Caroline Chen, a Masters student at UC Berkeley, recently asked me how to link a Ruby on Rails user interface to Brightway. This kind of project should be easy - it was one of the design goals of the Brightway project. This idea of a number of independent modules that can work independently with each other is also my hope for the future of LCA software development, though it will take some work and commitment by the broader community to get there.

There are a number of ways to accomplish this goal using Brightway. If you are building your own user interface, you already have your own database schema. bw2calc doesn't talk directly to databases, but instead uses an intermediate format made of Numpy arrays. In order to understand this post, you should also read the processed arrays technical documentation, as I won't repeat everything here. So, the challenge is exporting the data from your database to a processed array, sending that array to a process on a server running bw2calc, and receiving meaningful result data.

Sending data as a CSV file

I want to explain a minimal implementation here - if you were running this as a real service, you would probably change almost every technical decision. To make life easy, we can export a CSV file from the database and send that to the server - we will let the python process on the server construct the processed array. So, if we have a database schema for the edges in our supply chain graph that looks like this:

CREATE TABLE "edges" (
    "from" FOREIGN KEY ...,
    "to" FOREIGN KEY ...,
    "type" INTEGER,
    "amount" FLOAT,

Then we can export a CSV with the relevant data to construct the LCI matrices like this:

sqlite3 -csv some_db.db "select from, to, type, amount from edges where ...;" > lci.csv

The only tricky thing here is that Brightway has a mapping that from edge types to integers: Edge type 0 is a production edge, 1 is a technosphere flow, and 2 is a biosphere flow, where "from" would be a foreign key to a biosphere flow and "to" would be the activity emitting/consuming that flow. Of course, you could have a schema where technosphere and biosphere edges were stored in separate tables.

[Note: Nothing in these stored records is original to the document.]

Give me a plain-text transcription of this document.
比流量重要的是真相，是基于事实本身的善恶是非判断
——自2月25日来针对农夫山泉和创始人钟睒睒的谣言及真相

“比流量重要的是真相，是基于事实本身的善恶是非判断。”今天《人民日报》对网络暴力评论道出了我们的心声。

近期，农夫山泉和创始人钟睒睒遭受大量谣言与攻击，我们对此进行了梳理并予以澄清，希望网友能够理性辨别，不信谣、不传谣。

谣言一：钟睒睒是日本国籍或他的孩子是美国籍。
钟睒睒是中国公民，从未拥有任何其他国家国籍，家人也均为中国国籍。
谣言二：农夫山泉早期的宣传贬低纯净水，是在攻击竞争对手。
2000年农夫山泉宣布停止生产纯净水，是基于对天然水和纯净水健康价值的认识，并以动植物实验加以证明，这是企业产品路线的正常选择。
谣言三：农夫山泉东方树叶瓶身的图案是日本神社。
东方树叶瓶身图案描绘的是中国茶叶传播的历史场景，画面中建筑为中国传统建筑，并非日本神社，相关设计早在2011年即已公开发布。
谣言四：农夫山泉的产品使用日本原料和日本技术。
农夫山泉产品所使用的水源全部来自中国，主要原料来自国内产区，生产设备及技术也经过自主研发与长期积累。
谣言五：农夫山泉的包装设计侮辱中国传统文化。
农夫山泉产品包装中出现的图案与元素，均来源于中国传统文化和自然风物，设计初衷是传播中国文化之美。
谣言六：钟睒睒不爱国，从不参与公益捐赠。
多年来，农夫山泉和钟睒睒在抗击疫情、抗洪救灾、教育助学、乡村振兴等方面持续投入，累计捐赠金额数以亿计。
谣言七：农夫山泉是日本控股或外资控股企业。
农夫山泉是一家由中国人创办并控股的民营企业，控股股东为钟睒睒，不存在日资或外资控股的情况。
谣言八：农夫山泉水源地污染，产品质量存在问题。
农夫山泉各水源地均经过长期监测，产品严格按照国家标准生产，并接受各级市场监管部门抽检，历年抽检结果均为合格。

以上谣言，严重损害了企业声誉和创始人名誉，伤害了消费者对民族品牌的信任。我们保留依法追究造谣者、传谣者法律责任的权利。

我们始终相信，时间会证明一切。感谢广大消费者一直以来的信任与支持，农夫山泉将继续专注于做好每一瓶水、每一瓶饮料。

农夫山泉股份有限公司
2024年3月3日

You can do a similar thing for characterization factors; I assume they have a separate table. Here is some Python 3 code that simulates an export by writing very simple LCI and LCIA files.

import csv

ELEC = 1
COAL = 2
CO2 = 3

LCI = [
    (ELEC, ELEC, 0, 1), # Production
    (COAL, COAL, 0, 1), # Production
    (COAL, ELEC, 1, 0.1),
    (CO2,  COAL, 2, 2)
LCIA = [(CO2, 1)]

def export_lci():
    with open("lci.csv", "w") as f:
        writer = csv.writer(f)
        for row in LCI:

    with open("lcia.csv", "w") as f:
        writer = csv.writer(f)
        for row in LCIA:

Receiving the CSV file

Next, we need to write a web server that will accept a CSV and generate the processed arrays. I have already worked with the flask web framework, so I will use that here. We start by defining the data types in our arrays - these are fixed by Brightway:

import numpy as np
import os
import csv

    ('input', np.uint32),
    ('output', np.uint32),
    ('row', np.uint32),  # We don't know the row and column indices, these will
    ('col', np.uint32),  # be filled in by the matrix generator
    ('type', np.uint8),
    ('amount', np.float32),
    ('flow', np.uint32),
    ('geo', np.uint32),
    ('row', np.uint32),
    ('amount', np.float32),
MAX_INT_32 = 4294967295  # Used for values that will be filled in during the LCA calculation

The translation function is relatively simple - here it is for the LCI array:

arr = np.array([
    (int(inp), int(outp), MAX_INT_32, MAX_INT_32, int(typ), float(amnt))
    for inp, outp, typ, amnt in csv.reader(TextIOWrapper(request.files['lci']))
], dtype=LCI_DTYPE), "lci.npy"), arr, allow_pickle=False)

Things to note here:

  • We are sending the CSV files as file attachments, not as form data. In this case, the LCI file was sent as the attachment named 'lci'.
  • We have to wrap the file object in TextIOWrapper to get text instead of bytes.
  • We use the fill-in value MAX_INT_32 for the row and col columns.
  • We convert to float or int based on our data type schema.
  • I saved the file to the directoy dirpath, which is undefined for now - this can be e.g. a temporary directory.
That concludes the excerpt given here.